This can be seen as a foreshadowing of Buck's relationship with John Thornton, who he ends up saving multiple times. Despite this, the details about Buck's relationship with Judge Miller are never truly revealed. Though the relationship, which lasts for four years before the events of the novel unfold, seems picture perfect, it is never revealed how influential the relationship with Miller is on Buck's eventual return to the wild. However, the reader gets an idea of how loyal Buck is when he is given love and treated with respect. .
Buck's abduction and care under the man in the red sweater is anything but care. Buck's entrapment in the cage and the torment from his captors gave Buck his first experience of pain.

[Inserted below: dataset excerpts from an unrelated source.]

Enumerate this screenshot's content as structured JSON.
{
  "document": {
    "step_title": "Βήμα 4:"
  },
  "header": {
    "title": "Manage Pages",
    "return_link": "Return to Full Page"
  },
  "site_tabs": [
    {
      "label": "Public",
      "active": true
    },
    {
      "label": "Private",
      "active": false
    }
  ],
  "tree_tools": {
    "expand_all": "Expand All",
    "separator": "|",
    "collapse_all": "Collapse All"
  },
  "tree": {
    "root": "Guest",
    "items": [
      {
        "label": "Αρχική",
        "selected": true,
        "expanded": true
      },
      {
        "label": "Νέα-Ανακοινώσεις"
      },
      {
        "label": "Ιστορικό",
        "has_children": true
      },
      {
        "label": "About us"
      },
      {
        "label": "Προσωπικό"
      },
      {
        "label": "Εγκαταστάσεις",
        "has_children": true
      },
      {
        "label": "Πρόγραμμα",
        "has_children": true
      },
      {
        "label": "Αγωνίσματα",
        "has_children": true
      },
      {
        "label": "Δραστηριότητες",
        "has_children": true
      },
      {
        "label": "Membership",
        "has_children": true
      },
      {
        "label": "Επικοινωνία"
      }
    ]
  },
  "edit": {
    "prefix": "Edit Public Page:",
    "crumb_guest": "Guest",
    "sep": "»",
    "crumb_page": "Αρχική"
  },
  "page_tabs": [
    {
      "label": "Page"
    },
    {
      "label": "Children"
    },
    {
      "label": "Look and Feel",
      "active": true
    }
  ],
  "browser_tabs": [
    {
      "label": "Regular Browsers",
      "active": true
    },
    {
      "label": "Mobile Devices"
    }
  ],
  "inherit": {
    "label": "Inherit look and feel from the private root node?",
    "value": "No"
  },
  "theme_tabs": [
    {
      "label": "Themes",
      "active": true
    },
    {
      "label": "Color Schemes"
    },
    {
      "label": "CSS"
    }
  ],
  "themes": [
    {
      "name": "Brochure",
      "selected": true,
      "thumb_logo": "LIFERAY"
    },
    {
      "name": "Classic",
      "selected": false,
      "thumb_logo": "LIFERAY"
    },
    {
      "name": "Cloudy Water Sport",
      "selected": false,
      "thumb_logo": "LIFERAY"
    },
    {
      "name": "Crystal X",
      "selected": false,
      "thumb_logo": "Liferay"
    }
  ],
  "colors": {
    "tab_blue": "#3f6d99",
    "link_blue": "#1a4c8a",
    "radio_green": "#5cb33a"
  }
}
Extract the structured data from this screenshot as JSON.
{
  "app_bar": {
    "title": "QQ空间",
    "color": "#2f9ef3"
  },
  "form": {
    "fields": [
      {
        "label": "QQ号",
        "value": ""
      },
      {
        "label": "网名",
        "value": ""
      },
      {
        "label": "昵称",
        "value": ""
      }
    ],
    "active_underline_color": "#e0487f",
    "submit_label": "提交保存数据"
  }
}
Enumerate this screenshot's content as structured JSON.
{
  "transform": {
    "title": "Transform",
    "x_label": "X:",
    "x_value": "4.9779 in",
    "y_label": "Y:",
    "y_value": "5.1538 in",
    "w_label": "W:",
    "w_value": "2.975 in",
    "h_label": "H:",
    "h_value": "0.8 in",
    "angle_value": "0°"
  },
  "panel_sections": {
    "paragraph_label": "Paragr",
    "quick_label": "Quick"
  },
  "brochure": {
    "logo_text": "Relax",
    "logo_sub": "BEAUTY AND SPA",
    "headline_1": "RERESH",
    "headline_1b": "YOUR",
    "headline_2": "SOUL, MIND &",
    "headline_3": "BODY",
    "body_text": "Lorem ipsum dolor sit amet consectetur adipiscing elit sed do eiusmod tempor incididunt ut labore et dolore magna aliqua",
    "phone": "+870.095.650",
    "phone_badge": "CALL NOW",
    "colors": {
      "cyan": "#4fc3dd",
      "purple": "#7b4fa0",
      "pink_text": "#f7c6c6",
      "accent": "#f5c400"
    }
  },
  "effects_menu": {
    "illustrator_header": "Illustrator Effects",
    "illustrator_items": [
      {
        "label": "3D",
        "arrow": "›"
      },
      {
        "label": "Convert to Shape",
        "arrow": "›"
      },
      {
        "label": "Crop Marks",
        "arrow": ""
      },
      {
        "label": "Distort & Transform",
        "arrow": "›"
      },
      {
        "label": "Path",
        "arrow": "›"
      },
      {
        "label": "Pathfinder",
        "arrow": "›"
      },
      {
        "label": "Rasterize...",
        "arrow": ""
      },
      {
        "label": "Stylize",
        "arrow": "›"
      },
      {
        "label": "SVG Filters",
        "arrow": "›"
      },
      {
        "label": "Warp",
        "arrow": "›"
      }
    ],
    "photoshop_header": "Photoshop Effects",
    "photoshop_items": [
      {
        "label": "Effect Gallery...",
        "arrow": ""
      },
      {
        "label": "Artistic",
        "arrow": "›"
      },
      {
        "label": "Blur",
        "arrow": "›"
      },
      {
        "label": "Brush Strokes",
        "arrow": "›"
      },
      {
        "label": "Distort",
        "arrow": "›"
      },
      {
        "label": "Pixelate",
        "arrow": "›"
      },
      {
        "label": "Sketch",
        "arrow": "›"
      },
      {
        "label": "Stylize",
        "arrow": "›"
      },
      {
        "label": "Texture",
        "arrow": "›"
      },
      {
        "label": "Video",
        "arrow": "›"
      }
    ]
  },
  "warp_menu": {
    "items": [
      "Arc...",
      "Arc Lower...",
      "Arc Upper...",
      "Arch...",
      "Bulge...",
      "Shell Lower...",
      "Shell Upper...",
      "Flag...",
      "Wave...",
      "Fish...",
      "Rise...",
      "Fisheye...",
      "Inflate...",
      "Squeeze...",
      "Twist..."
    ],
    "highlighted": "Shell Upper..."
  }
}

This itself is his first exposure to the call of the wild and will affect his relationship with John. In a sense, this first encounter can be seen as the first stepping stone to Buck's eventual return to the wild. The abuse Buck endured was so severe that he experienced a sickness that he was not accustomed to: "When he flung himself against the bars, quivering and frothing, they laughed at him and taunted him. They growled and barked like detestable dogs, mewed, and flapped their arms and crowed. It was all very silly, he knew; but therefore the more outrage to his dignity, and his anger waxed and waxed. He did not mind the hunger so much, but the lack of water caused him severe suffering and fanned his wrath to fever-pitch. For that matter, high-strung and finely sensitive, the ill treatment had flung him into a fever, which was fed by the inflammation of his parched and swollen throat and tongue." (London, 4).
The abuse from the abductors was just the beginning and from the man in the sweater Buck learned how blessed he was to have a caring owner in Judge Miller. The abuse from the man in the sweater only strengthened Buck and his instinct to go back to the wild as he was beaten, but not broken (London, 6).